Fanny, her family, and friends are treated like something lower than garbage by this new Fai. However, Fanny sticks through it, remembering how kind he was and how in love they once were. She clings on to the idea that there has to be some explainable reason to Fai’s sudden change.
This is the man who she promised to spend the rest of her life with, after all.
The Date

If you first watched this film thinking that it had some relation to Korean romantic comedy My Sassy Girl, don’t worry; you probably weren’t the first.
First, let’s take a look at the title: My Sassy Boyfriend. It’s pretty hard to associate the word ‘sassy’ with a man, unless they’re dressed in drag or homosexual. If the title were to be more honest, it would’ve gone something like My Boyfriend is a Dick. All in all, the non-honest title makes one think that this film was trying to ride of the huge wave of success and attention started by My Sassy Girl.
Fai, the titular sassy boyfriend, doesn’t live up to his given adjective at all. What the character tries to pass off as sassiness ends up looking like attempted Adam Sandler-ish assholery without any of the humor.

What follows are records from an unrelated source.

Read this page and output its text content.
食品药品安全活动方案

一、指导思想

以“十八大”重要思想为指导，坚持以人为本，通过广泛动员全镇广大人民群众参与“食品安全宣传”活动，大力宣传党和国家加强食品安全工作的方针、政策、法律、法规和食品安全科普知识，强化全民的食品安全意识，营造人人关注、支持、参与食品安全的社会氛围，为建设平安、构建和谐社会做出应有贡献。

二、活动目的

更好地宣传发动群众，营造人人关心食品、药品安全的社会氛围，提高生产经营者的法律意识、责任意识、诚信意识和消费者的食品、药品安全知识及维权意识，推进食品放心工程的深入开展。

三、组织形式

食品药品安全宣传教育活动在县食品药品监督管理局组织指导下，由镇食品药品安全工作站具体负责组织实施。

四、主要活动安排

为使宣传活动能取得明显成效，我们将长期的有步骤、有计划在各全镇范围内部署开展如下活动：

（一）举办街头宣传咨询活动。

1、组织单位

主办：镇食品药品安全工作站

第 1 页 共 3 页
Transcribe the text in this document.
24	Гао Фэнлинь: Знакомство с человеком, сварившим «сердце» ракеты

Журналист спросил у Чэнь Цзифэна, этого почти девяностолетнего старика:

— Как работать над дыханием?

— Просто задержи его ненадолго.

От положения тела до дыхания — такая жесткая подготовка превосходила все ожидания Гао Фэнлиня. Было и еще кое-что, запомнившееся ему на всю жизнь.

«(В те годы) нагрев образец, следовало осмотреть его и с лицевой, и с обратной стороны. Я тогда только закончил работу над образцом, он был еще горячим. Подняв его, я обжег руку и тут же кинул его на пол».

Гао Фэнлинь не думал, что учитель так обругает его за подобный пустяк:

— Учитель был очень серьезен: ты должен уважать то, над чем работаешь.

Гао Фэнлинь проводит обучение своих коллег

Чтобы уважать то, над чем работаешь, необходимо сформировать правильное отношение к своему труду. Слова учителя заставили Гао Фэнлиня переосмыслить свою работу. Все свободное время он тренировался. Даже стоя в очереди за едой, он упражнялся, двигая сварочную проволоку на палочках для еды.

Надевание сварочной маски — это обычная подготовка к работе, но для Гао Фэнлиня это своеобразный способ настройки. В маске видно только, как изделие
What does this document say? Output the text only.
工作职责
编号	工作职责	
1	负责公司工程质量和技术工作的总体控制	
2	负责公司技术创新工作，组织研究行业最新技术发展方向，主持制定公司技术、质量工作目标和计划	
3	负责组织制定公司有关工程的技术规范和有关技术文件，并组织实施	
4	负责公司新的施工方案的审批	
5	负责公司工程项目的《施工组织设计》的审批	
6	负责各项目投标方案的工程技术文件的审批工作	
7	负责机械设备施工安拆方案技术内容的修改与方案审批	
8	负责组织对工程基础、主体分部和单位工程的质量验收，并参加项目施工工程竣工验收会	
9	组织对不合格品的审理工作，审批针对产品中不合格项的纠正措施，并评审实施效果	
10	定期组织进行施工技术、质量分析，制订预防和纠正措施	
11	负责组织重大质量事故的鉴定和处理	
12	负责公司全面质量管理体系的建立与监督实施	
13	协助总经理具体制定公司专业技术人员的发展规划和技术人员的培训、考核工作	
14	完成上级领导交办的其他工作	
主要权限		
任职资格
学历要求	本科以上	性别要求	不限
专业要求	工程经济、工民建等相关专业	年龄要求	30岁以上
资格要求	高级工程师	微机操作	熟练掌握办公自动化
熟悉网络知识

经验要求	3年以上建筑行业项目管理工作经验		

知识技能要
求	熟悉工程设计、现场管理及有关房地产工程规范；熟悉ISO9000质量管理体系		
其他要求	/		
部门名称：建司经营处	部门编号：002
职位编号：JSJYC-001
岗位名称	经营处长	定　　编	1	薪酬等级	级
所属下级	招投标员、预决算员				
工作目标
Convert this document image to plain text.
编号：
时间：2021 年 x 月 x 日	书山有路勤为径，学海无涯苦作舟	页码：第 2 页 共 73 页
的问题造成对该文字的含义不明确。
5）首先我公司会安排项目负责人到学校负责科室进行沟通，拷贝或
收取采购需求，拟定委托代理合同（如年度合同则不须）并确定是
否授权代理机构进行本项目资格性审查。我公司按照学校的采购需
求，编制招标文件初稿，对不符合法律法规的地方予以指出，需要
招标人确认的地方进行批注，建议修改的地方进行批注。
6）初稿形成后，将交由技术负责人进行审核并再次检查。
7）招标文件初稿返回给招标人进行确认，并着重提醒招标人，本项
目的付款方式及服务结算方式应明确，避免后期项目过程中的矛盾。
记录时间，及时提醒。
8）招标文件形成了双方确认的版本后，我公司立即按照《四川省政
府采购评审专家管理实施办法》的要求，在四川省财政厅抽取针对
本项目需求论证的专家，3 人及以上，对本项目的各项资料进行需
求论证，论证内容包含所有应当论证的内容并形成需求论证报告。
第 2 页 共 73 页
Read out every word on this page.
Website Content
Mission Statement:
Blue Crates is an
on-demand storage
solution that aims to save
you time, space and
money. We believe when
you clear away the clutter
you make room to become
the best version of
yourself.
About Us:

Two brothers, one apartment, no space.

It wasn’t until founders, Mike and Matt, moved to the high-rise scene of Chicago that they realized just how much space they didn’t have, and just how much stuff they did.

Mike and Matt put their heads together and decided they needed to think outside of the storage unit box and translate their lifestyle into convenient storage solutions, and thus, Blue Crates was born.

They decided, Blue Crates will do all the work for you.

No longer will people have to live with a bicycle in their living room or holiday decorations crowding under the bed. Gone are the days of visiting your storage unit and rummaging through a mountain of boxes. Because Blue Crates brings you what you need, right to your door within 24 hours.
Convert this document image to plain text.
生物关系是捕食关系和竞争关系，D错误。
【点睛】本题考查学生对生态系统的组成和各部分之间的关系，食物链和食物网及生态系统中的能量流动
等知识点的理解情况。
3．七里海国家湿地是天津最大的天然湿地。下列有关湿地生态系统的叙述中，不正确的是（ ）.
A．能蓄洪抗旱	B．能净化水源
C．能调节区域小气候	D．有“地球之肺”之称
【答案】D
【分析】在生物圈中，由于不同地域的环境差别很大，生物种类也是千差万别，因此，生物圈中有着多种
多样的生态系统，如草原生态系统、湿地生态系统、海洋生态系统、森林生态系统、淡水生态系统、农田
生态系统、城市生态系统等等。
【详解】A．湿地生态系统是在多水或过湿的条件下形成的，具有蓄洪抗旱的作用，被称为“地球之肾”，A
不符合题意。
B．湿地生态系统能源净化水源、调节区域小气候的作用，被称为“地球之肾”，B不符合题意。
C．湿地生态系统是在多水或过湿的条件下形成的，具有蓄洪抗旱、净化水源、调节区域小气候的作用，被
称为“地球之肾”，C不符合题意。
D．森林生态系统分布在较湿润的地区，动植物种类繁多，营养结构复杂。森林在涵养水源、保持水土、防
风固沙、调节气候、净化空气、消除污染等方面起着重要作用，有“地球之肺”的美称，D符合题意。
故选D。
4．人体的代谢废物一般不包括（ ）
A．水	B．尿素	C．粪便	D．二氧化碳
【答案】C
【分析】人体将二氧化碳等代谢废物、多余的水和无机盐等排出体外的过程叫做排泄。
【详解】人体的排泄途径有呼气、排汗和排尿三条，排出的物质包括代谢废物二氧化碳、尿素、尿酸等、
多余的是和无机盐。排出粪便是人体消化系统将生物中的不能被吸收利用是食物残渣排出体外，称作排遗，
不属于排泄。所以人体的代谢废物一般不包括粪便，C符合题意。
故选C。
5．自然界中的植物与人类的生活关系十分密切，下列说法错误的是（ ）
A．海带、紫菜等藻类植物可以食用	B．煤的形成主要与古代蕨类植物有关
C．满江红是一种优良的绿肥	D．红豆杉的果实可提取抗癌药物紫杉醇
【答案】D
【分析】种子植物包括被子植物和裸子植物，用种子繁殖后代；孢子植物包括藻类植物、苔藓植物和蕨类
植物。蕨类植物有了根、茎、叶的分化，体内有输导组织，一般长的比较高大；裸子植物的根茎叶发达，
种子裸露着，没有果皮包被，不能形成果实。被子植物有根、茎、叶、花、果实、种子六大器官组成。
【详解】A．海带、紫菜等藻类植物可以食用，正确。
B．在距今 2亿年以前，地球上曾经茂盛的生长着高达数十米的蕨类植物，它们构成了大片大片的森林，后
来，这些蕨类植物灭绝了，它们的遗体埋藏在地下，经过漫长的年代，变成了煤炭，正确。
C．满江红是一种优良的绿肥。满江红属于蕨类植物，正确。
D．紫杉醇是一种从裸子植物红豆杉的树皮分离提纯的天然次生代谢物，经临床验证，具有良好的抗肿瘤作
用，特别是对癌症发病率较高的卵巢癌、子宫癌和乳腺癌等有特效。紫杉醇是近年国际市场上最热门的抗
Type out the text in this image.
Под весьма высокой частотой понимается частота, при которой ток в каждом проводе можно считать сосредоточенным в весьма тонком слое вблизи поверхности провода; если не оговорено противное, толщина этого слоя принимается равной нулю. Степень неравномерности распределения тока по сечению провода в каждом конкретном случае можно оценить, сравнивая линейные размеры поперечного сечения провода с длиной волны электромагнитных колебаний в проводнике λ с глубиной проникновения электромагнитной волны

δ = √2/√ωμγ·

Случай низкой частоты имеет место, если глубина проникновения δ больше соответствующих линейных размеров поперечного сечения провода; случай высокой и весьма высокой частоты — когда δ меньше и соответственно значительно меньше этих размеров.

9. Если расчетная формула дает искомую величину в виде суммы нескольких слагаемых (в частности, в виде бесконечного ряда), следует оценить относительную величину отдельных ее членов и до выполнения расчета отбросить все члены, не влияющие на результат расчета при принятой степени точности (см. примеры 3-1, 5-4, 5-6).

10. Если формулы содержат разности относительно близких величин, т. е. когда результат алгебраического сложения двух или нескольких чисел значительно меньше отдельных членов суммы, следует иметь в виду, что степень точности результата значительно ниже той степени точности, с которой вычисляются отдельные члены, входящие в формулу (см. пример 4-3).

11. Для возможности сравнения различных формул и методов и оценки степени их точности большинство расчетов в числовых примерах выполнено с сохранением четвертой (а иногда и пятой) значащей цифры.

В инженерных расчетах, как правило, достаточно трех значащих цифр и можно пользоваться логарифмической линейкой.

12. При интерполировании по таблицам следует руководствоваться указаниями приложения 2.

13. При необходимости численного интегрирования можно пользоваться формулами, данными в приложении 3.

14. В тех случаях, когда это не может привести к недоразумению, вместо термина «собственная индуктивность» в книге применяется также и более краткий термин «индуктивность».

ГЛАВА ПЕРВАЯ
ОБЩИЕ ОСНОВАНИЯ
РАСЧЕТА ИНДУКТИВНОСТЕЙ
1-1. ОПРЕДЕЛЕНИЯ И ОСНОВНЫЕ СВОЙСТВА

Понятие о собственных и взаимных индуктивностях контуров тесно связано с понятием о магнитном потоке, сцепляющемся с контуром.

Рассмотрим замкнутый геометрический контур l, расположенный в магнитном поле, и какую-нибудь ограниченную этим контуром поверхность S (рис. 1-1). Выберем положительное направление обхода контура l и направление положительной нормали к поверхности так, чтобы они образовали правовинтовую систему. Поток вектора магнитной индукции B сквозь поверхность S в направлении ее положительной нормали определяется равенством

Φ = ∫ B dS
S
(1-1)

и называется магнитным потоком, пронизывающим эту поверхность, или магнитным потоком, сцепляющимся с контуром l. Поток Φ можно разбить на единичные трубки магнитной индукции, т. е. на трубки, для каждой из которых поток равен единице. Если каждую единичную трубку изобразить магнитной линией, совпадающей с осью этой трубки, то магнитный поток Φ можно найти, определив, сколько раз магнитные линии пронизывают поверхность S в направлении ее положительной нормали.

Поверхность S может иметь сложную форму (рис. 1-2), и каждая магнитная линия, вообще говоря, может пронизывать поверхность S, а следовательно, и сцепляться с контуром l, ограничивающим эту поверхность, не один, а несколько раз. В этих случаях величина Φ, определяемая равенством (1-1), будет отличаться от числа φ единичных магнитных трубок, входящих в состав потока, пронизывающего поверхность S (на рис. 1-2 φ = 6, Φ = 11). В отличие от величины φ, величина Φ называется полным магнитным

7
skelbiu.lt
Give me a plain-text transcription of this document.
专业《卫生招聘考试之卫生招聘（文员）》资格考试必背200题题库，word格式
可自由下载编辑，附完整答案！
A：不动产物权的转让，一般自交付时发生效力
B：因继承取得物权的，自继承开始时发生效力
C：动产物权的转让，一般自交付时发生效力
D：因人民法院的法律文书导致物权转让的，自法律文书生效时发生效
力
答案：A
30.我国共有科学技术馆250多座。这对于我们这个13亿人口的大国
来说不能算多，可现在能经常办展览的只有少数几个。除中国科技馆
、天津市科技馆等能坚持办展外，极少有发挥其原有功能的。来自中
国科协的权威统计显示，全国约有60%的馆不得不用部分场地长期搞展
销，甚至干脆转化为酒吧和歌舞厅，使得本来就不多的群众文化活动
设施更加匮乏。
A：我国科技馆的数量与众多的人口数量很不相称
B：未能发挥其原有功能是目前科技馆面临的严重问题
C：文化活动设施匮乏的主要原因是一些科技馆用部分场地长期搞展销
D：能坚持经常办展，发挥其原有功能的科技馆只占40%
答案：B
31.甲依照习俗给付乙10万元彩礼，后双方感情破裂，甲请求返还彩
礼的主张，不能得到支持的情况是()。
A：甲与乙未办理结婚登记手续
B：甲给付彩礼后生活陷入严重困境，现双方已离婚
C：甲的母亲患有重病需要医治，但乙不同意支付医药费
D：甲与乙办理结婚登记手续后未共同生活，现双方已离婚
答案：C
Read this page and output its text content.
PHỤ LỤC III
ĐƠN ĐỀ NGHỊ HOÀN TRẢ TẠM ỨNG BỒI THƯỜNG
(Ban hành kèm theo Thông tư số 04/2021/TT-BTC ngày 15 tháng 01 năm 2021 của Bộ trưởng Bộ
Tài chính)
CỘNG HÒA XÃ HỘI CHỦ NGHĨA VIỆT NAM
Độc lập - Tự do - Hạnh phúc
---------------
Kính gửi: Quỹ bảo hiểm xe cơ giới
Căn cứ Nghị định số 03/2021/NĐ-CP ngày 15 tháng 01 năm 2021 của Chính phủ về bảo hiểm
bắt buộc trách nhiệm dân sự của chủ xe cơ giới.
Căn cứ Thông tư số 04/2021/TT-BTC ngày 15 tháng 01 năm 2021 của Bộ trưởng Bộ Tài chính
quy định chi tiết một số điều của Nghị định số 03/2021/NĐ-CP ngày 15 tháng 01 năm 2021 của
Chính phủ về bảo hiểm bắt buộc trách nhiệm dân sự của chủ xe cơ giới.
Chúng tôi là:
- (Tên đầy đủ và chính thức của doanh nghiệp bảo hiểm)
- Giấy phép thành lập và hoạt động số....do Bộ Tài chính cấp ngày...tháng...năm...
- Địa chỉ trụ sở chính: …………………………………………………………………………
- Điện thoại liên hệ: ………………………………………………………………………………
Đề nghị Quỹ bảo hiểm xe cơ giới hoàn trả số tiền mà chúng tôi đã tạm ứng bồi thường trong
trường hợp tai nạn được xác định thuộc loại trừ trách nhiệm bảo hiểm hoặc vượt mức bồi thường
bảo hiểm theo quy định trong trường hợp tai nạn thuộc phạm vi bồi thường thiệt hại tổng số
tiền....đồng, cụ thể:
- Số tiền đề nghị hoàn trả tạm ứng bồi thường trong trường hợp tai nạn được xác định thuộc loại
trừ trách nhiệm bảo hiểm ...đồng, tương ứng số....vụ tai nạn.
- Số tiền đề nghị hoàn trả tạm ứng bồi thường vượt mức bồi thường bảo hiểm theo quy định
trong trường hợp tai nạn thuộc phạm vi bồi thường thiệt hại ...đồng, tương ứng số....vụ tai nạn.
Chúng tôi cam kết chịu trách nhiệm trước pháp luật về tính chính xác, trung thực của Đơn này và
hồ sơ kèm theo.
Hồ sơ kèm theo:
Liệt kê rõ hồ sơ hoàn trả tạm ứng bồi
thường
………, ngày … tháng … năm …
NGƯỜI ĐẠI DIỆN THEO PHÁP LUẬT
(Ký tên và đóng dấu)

Should this be the film you choose for your movie night, your date will be uncomfortable at how unbelievably dickish a male character can be without being funny. A man leaving the toilet with dirty toilet paper crumpled around the seat for his girlfriend to clean up hardly can squeeze a giggle out of anyone.
The comedy is so awkward (and hidden) that the film plays different sound effects to let you know when to laugh.
Your date might also start thinking that you downloaded some kind of amateur movie or student film project off of YouTube as well. The quality of the film is so low that many horror B-movies outclass it. Whoever did the sound editing must have forgotten to filter out background noise; it cuts in and out like the film was a home video taken by someone’s handycam.

If a film is centered around a lead character being a dick, it’s normal for that person to show some redeeming qualities throughout the story. It gives the audience a reason to cling on to that sliver of hope that the dick really is a good character on the inside. Given that My Sassy Boyfriend is a romantic comedy, those redeeming qualities should help justify the reason that the two leads should reconcile and inevitably be together.
It’s difficult to do that with Fai, who keeps up his assholery for a long, long time.
Though, as the formula goes, he does show his redeeming qualities in the end. However, they dip into just about every stereotype that Asian romantic films perpetuate. However, given that this film was released in 2003, it’s kind of hard to gauge if those stereotypes were as rampant back then as they are now.

Actually, I take that back. This film is guilty.
There can’t be a romantic comedy with no “romance” or “comedy”. There isn’t enough chemistry between the two leads to really feel a romantic connection, and comedy without making anyone laugh is like watching an annoying kid continuously say “Hey look at me!”
Watch this film…
…if you just want to say that you watched it and complain that it had nothing to do with, or even come close to comparing to My Sassy Girl.